Consider a set of free-falling gyroscopes (zero proper acceleration) passing through an event A with different relative velocities. Suppose that at event A all of them have their axes aligned in the same common direction.

I believe that set of gyroscopes -- having their axes aligned in that same common direction-- actually defines the notion of 'spatial x direction'.

The difference between each of them is that the axes of each gyroscope defines a different spacelike direction through spacetime since each gyroscope is actually at rest in different inertial frames at event A.

Does it make sense ? Thanks

This response is a bit rushed, I'll try and get back to it and read the whole thread. But here are my initial thoughts.

Gyroscopes Fermi-walker transport vectors, but since you have specified the gyroscopes are in free fall, Fermi-Walker transport is equivalent to parallel transport. So your gyroscopes are parallel transporting vectors.

You will have the issue that parallel transporting a vector around a loop in curved space-time will generally result in rotating the vector being transported, in this case by your gyroscope. Another way of saying this - if you transport a vector along two different paths, the results will not necessarily be the same in curved space-timer.
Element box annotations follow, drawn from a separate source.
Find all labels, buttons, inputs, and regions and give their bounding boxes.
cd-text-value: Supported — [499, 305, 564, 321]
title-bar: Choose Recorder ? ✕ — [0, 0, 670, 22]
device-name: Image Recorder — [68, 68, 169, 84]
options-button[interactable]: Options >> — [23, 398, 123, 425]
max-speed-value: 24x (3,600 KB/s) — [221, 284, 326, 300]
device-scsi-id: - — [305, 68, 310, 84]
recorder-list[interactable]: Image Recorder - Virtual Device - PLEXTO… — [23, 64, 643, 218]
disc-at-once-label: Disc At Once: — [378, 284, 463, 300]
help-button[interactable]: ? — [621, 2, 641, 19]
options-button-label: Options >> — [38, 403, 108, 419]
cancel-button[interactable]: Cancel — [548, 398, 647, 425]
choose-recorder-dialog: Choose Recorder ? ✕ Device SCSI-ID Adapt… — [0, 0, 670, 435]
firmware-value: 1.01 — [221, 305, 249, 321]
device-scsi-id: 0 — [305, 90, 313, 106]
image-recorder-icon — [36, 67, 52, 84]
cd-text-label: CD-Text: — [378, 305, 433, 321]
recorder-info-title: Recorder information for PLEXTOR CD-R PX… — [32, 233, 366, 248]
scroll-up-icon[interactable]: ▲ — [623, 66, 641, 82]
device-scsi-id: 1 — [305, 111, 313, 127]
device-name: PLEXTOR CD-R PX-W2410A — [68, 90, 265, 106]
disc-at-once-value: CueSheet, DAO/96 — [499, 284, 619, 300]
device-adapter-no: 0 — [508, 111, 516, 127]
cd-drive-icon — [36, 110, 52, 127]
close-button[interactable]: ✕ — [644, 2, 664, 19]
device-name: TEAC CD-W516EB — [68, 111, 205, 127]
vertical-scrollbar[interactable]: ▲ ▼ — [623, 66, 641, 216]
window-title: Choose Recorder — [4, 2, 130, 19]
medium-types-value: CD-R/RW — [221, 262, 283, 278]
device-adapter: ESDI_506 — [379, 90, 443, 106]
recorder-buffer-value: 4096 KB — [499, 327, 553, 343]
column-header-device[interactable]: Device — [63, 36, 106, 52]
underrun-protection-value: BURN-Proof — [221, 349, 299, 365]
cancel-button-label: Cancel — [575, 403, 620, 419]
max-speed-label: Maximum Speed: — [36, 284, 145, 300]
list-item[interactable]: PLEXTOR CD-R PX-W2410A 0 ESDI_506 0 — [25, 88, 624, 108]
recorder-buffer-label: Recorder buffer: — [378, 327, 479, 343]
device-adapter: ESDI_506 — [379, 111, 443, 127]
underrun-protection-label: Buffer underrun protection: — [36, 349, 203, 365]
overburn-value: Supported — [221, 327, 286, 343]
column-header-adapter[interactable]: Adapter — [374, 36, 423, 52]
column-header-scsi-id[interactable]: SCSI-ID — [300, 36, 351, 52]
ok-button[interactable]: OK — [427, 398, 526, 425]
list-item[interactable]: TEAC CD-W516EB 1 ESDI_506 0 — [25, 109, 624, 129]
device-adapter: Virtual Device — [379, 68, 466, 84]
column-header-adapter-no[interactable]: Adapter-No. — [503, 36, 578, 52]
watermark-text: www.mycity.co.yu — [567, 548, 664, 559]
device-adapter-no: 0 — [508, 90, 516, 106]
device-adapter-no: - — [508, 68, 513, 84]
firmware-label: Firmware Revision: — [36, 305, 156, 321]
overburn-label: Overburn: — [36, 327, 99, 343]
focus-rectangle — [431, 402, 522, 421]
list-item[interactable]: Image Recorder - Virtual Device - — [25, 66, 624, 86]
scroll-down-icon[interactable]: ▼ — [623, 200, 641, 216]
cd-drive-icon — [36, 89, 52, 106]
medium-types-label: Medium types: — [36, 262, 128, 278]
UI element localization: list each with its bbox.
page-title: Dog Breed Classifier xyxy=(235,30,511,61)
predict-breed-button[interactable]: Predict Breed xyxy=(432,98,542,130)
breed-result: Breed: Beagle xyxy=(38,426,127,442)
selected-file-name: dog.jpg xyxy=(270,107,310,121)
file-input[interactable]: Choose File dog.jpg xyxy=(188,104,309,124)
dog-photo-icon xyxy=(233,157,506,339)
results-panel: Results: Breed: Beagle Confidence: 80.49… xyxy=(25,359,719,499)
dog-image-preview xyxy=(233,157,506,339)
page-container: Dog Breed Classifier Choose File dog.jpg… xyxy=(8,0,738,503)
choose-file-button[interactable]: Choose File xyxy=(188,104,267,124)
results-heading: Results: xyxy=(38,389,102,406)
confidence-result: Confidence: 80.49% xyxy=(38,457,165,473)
At the particular event in question, you already have the notion of a tangent vector pointing in the same direction. Vectors can be transported from one point to another via a connection. GR uses the Levi-Civita connection. But in curved spacetime you'll in general have the issue that I mentioned, that transporting a vector along two different paths won't necessarily have the same result.

 

[cianfa72]

Gyroscopes Fermi-walker transport vectors, but since you have specified the gyroscopes are in free fall, Fermi-Walker transport is equivalent to parallel transport. So your gyroscopes are parallel transporting vectors.

Yes definitely. The topic of the thread was about the representation of gyroscope axis in spacetime.

 

[pervect]

Yes definitely. The topic of the thread was about the representation of gyroscope axis in spacetime.

Since you have specified a geodesic path, your approach will give a notion of "the same direction" in the region around a point where the geodesics do not cross, but in general this region won't cover all of space-time.

The region where geodesics don't cross is called the "geodesically convex region" or sometimes just the "convex region", see https://en.wikipedia.org/wiki/Geodesic_convexity. I don't know a lot about it really, but I do know the name :).

Orbits in the Schwarzschild space-time are geodesics, so any region of space-time large enough for two orbits to cross is not convex. For instance an "orbit" going radially outwards and falling back in will cross a circular orbit.

Fermi normal coordinates use a similar construction, and share the property that they only cover a subset of the manifold.